11.1 The effective date for a rating list alteration is usually found by looking back from the material day to the earliest date that those circumstances first arose. In some cases the material day and effective date are the same.
11.2 The valuer needs to consider the physical factors listed in Schedule 6 para 2(7) as they are on the material day but envisaged as at the AVD. If it is considered the hereditament has a nil valuation on those facts, perhaps because repair is not economic due to the extent of the work required or because a programme of works renders the building incapable of occupation then the effective date will need to be determined. For disrepair this will be the date when the hereditament first reached the state when it was in sufficient disrepair to justify the nil valuation.
11.3 Where it is judged that the hereditament is undergoing works of redevelopment justifying a nil assessment, then the value of the hereditament should be reduced to nil from the day the redevelopment works scheme commenced.
11.4 As with demolitions, to ensure ratepayers are not paying empty rates longer than necessary, even though a refund will be made, VOs should endeavour to make early decisions whilst having regard to the need to properly establish the nature and extent of the works being undertaken at the material day.
11.5 It should be noted that where VOs take early action to reduce an entry to nil on the grounds that stripping out works constitute the commencement of a scheme of conversion/reconstruction or demolition, but this is subsequently found not to be the case and the works therefore are merely soft stripping or damage to the hereditament, then the nil entry can be restored to its original level. But this can only be with effect from the date of the correction (‘Date of Schedule’ as it is known) as the facts have not changed, only the judgment of the VO on the effect of the works; consequently the restoration of the RV will be a correction arising from the inaccurate earlier alteration that reduced the RV to nil.

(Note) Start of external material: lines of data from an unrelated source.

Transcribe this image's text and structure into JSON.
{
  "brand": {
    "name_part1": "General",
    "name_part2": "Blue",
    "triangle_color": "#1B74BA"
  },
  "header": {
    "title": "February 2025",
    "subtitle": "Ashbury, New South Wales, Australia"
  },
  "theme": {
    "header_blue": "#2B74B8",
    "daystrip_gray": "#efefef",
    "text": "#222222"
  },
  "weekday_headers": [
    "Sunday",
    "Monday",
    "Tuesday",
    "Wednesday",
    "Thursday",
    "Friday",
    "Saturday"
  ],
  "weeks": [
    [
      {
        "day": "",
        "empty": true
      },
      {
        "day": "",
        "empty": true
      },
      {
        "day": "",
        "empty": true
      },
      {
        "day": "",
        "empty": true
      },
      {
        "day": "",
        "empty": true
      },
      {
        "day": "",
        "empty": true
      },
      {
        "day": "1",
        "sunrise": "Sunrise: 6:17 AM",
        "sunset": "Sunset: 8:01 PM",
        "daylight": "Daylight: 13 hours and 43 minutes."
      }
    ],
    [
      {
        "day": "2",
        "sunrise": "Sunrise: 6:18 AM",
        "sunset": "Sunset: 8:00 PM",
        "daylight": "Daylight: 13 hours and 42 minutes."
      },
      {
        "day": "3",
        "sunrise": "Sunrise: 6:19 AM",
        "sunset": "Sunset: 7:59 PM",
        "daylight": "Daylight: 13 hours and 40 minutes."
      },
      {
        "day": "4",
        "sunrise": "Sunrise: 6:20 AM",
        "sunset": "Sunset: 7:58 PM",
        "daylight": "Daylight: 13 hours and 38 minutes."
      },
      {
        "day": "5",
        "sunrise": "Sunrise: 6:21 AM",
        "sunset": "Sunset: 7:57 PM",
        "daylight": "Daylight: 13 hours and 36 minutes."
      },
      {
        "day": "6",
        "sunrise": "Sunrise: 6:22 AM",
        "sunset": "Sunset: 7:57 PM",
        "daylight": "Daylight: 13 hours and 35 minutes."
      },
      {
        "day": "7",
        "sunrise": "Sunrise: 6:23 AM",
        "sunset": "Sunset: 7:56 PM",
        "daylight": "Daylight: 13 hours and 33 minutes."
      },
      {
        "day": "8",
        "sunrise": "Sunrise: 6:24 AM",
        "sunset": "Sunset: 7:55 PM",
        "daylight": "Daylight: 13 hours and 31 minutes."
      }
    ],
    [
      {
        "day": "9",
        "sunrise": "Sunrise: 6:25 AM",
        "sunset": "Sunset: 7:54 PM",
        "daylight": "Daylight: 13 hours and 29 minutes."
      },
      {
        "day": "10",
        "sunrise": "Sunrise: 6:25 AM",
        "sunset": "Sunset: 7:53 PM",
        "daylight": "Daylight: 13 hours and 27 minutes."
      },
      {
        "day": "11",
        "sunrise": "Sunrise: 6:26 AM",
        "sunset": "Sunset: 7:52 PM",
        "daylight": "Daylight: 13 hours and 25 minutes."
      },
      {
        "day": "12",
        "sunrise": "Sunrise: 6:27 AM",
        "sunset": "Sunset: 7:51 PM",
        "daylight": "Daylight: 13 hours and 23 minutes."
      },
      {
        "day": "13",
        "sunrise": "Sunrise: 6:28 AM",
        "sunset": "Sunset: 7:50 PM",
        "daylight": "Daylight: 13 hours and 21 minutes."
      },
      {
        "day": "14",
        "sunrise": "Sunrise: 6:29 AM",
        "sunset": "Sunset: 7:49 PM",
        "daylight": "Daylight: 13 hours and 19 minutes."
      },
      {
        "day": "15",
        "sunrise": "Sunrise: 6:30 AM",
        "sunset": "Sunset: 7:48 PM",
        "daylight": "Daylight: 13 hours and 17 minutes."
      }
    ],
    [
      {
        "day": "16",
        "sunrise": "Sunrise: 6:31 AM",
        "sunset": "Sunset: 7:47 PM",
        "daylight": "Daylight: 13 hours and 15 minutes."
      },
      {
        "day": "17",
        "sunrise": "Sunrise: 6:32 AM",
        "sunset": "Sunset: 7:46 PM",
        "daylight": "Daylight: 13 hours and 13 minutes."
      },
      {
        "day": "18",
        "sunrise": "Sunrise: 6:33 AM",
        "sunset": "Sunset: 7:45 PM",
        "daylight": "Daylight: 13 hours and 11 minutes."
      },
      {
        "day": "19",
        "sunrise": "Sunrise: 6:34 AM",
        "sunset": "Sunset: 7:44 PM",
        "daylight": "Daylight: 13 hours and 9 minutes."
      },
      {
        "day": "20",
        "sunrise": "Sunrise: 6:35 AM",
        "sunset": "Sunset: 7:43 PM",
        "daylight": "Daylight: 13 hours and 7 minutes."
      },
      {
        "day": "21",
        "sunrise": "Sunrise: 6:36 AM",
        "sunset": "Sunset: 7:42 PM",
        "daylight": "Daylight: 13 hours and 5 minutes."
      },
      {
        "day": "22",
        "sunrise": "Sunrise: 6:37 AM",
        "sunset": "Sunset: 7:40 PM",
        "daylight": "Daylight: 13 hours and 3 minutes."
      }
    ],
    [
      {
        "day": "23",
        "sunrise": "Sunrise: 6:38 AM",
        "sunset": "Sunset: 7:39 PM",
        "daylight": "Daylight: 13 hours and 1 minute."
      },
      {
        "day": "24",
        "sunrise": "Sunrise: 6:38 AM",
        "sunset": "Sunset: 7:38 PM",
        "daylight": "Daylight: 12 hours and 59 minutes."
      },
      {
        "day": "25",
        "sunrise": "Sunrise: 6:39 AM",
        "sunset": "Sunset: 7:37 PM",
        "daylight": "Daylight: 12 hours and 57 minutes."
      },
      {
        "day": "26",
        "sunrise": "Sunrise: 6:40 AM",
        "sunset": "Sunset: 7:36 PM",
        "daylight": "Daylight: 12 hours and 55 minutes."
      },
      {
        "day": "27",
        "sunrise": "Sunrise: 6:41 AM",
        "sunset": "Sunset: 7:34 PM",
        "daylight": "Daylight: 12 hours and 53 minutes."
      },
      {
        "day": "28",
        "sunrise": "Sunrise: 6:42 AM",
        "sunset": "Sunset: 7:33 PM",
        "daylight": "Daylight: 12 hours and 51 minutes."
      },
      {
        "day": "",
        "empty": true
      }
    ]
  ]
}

11.6 If the programme of works has not commenced, then the hereditament is by definition not subject to such a programme of works, will not be incapable of beneficial occupation for that reason, and the assessment in the rating list should remain unaltered, subject to the usual tests of demand and economic repair.
12.1 The Supreme Court saw the retention of a nominal figure in the rating list rather than deletion as a ‘useful practice’ (paras 22 and 31). Where a building is undergoing redevelopment as above so as to justify a nominal figure, it is recommended valuation officers adopt a nil assessment when a nominal figure is appropriate. The Supreme Court was content with the practice of describing the hereditament in the list as ‘Building undergoing reconstruction’ as an aid to identification. It is not appropriate to include the former use in that description [e.g. ‘Offices (undergoing reconstruction)’] as the basis of the Supreme Court judgment was that the former mode or category of use has ceased.
12.2 To reiterate, where a hereditament is undergoing reconstruction, it should remain in the rating list, at a nominal rate value with amended description, rather than being deleted. Whilst the ongoing works may result in a decrease in the rateable value of the hereditament and/or a change in its description; the hereditament should remain in the rating list until it is evidenced that it has ceased to exist, as detailed in Rating Manual: Section 3: Part 1 - The Hereditament.